Wednesday 4 February 2009

Redirection

If you've understood pipes reasonably well, redirection should be easy to understand as well. It's a similar concept in that it involves doing something with the output of a command.

Redirection allows you to send the output of a command into a text file, or send the contents of a file as input to a command. It's used in a similar fashion to pipes, and is represented by the > symbol.

Here's an example:

ls -A > list.txt


Try running this and it will generate a list of all the files and folders in your home directory and save it as list.txt. If you then open the created text file using less or cat, you can see the effect for yourself.


Please note, however, that if you use this with an existing file it will be overwritten. However, by using the double redirection sign(>>) you can append the results to the file, so they are added to whatever is there. Try running a variant of the same command:

ls -A >> list.txt


If you've done it right, there will be two entries for each item in list.txt.
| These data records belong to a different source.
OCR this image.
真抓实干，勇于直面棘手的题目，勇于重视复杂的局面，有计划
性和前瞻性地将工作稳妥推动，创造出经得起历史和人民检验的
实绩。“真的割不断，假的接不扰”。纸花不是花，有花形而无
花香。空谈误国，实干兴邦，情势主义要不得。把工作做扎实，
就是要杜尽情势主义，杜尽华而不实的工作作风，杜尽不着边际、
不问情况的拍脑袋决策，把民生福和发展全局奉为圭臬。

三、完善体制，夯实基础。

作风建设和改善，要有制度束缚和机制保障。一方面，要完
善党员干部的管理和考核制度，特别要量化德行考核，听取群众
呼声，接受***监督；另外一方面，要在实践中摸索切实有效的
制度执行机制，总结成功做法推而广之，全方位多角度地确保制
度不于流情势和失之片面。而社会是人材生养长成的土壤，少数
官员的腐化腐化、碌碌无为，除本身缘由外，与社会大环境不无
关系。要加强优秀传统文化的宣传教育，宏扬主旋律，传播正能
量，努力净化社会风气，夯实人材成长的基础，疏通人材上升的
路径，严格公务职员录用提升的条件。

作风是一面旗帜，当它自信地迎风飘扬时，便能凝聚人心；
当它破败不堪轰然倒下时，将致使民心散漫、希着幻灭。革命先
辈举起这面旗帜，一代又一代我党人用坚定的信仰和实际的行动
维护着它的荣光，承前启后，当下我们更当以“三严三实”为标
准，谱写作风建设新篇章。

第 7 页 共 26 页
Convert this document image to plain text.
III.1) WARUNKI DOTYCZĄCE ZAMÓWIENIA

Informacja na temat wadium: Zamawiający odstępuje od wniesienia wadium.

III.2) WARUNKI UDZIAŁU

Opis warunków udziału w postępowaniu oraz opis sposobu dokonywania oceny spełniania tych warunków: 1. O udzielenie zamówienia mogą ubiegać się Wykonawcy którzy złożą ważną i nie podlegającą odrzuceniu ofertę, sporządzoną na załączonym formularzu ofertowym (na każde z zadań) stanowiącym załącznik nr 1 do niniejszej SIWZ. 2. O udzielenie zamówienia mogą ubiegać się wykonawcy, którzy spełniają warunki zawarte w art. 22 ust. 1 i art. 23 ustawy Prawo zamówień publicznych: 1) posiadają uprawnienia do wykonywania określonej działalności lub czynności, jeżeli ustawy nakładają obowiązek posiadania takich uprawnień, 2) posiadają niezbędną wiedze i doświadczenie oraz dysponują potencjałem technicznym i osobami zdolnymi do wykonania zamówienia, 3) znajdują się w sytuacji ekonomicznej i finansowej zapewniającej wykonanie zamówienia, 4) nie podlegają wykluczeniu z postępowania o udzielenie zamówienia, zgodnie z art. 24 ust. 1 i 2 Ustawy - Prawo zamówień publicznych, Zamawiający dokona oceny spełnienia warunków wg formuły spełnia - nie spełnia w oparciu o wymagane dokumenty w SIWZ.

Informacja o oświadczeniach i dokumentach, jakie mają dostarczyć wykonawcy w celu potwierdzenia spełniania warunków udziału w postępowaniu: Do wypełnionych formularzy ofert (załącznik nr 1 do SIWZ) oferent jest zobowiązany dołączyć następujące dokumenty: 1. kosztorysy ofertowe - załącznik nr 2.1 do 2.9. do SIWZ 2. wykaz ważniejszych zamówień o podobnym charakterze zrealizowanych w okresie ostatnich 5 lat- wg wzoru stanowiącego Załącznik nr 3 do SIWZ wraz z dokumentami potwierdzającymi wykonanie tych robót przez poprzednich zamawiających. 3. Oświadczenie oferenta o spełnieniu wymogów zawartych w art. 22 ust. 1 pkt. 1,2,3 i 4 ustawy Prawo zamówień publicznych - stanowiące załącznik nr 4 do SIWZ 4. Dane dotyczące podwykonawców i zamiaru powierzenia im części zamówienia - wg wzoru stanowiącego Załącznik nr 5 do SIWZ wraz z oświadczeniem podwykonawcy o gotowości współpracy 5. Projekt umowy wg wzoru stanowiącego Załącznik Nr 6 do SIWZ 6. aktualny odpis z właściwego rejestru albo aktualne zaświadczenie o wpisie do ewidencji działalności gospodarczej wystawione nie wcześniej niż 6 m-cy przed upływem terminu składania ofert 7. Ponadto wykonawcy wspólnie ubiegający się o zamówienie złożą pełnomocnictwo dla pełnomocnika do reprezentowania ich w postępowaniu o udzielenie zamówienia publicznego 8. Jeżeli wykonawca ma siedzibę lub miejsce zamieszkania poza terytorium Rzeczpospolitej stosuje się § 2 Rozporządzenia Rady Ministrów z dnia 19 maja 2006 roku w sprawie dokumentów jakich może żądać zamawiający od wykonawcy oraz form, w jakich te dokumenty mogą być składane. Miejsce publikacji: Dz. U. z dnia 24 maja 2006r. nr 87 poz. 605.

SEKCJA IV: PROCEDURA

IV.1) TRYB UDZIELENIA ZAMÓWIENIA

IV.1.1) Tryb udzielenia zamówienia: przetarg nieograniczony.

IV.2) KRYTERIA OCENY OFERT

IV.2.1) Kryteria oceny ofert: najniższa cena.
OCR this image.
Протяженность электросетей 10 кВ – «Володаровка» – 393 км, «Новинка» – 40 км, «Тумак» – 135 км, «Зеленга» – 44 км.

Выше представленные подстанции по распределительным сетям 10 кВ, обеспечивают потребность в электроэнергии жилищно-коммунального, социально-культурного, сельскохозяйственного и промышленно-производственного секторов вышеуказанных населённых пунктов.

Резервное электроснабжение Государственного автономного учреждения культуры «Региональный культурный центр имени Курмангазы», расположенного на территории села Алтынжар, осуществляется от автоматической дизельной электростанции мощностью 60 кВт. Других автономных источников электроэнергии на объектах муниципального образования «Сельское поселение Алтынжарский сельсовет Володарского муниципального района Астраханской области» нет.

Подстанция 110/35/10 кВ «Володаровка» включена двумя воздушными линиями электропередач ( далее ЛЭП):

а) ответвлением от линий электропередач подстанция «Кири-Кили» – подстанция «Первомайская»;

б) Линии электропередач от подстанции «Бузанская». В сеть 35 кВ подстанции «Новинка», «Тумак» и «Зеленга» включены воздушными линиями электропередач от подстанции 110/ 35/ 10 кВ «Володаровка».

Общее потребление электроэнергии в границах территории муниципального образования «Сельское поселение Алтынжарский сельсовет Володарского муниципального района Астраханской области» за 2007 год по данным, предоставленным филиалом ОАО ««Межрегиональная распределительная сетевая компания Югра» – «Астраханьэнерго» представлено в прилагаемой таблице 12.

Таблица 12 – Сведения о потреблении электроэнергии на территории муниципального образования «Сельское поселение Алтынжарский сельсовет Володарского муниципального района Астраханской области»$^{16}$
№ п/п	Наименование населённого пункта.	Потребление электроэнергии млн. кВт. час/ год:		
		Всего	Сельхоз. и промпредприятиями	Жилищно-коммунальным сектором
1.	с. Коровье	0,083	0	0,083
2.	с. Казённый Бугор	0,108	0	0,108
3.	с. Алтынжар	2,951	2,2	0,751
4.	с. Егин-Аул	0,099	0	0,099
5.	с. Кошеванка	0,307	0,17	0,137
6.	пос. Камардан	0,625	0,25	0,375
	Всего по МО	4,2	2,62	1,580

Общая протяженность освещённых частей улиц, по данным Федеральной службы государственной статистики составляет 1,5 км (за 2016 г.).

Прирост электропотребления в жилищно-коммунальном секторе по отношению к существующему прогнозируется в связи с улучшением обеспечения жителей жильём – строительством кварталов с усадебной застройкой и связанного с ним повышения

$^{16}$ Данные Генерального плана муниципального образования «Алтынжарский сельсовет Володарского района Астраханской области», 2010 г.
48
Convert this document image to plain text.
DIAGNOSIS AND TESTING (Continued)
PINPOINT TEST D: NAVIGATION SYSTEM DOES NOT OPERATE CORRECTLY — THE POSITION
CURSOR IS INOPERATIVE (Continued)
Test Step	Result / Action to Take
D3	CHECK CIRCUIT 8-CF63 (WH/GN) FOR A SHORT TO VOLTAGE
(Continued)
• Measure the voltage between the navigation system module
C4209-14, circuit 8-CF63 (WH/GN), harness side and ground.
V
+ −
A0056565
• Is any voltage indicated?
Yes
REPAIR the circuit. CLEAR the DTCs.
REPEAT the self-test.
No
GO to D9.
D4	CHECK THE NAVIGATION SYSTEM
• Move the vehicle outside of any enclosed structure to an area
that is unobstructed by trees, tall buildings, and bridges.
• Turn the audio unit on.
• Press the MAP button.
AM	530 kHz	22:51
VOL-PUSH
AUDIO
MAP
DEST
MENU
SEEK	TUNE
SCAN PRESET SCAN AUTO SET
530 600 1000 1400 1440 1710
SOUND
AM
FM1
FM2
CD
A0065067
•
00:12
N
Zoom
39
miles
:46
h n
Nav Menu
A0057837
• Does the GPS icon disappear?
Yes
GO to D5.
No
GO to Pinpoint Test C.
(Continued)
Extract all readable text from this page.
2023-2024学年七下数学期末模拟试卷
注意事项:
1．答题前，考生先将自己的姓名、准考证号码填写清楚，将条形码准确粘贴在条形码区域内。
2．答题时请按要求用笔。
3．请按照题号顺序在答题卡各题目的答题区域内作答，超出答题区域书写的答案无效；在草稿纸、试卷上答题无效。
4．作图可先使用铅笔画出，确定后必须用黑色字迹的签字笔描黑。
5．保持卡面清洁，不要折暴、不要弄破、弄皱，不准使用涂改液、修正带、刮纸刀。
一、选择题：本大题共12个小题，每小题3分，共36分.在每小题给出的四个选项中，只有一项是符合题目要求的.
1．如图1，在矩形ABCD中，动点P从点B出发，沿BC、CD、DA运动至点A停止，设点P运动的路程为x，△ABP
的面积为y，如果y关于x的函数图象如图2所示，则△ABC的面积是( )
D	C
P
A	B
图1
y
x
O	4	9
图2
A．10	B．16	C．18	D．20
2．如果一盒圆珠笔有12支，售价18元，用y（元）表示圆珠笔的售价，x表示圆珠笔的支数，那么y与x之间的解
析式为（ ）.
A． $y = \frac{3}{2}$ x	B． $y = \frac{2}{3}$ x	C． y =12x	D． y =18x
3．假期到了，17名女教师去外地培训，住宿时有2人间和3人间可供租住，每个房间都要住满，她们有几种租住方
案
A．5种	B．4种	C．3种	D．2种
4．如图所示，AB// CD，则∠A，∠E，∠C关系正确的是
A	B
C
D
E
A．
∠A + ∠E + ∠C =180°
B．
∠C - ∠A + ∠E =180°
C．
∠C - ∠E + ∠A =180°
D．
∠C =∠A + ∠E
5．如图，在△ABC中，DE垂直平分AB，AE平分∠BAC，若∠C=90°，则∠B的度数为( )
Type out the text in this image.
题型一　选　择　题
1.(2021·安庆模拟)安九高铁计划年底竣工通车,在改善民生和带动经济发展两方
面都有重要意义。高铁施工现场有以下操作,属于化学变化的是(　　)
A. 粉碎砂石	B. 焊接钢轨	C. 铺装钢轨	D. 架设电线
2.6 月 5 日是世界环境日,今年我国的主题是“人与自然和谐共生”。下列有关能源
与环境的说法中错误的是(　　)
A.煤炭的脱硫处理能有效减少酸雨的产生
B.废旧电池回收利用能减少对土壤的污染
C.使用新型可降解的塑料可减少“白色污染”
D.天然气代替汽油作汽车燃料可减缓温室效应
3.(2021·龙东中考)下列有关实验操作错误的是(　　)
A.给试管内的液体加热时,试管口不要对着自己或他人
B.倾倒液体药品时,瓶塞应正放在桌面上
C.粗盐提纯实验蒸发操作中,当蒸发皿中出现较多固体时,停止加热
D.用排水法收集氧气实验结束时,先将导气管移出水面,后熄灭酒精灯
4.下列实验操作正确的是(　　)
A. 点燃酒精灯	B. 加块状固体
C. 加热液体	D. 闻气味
You can also use redirection in the opposite direction to send the contents of a file to a command in order to be written to standard output, as in this example:

matthew@trinity:~/Development/Python/PPAB2ED$ grep game < list.txt
game_over_2.py
game_over2.py
game_over.py



In this case I'd already used ls -A > list.txt to provide a list of the files in a directory I'd used for Python programming. This command allows grep to sort through the file and pick out those lines that have the word "game" in them. OK, there are other ways to do this using pipes, such as cat list.txt | grep game, but this demonstrates how redirection works


You can also combine redirection each way within one command. In this case, I use grep to sort through list.txt for lines featuring the word "game", but I then send the output of that to a new file, game_list.txt:

matthew@trinity:~$ grep game < list.txt > game_list.txt
matthew@trinity:~$ cat game_list.txt
game_over_2.py
game_over2.py
game_over.py

I've had to shorten the path to fit this in, but it's still in the same directory. This demonstrates how you can combine redirection in both ways.

It's quite common to see redirection used in shell scripts (programs written in bash) for various purposes, such as capturing errors, editing text files (I've seen it used to edit your /etc/apt/sources.list in order to add new repositories) and other purposes. It's not of use to the average user as often as pipes are, but it's still worth knowing about.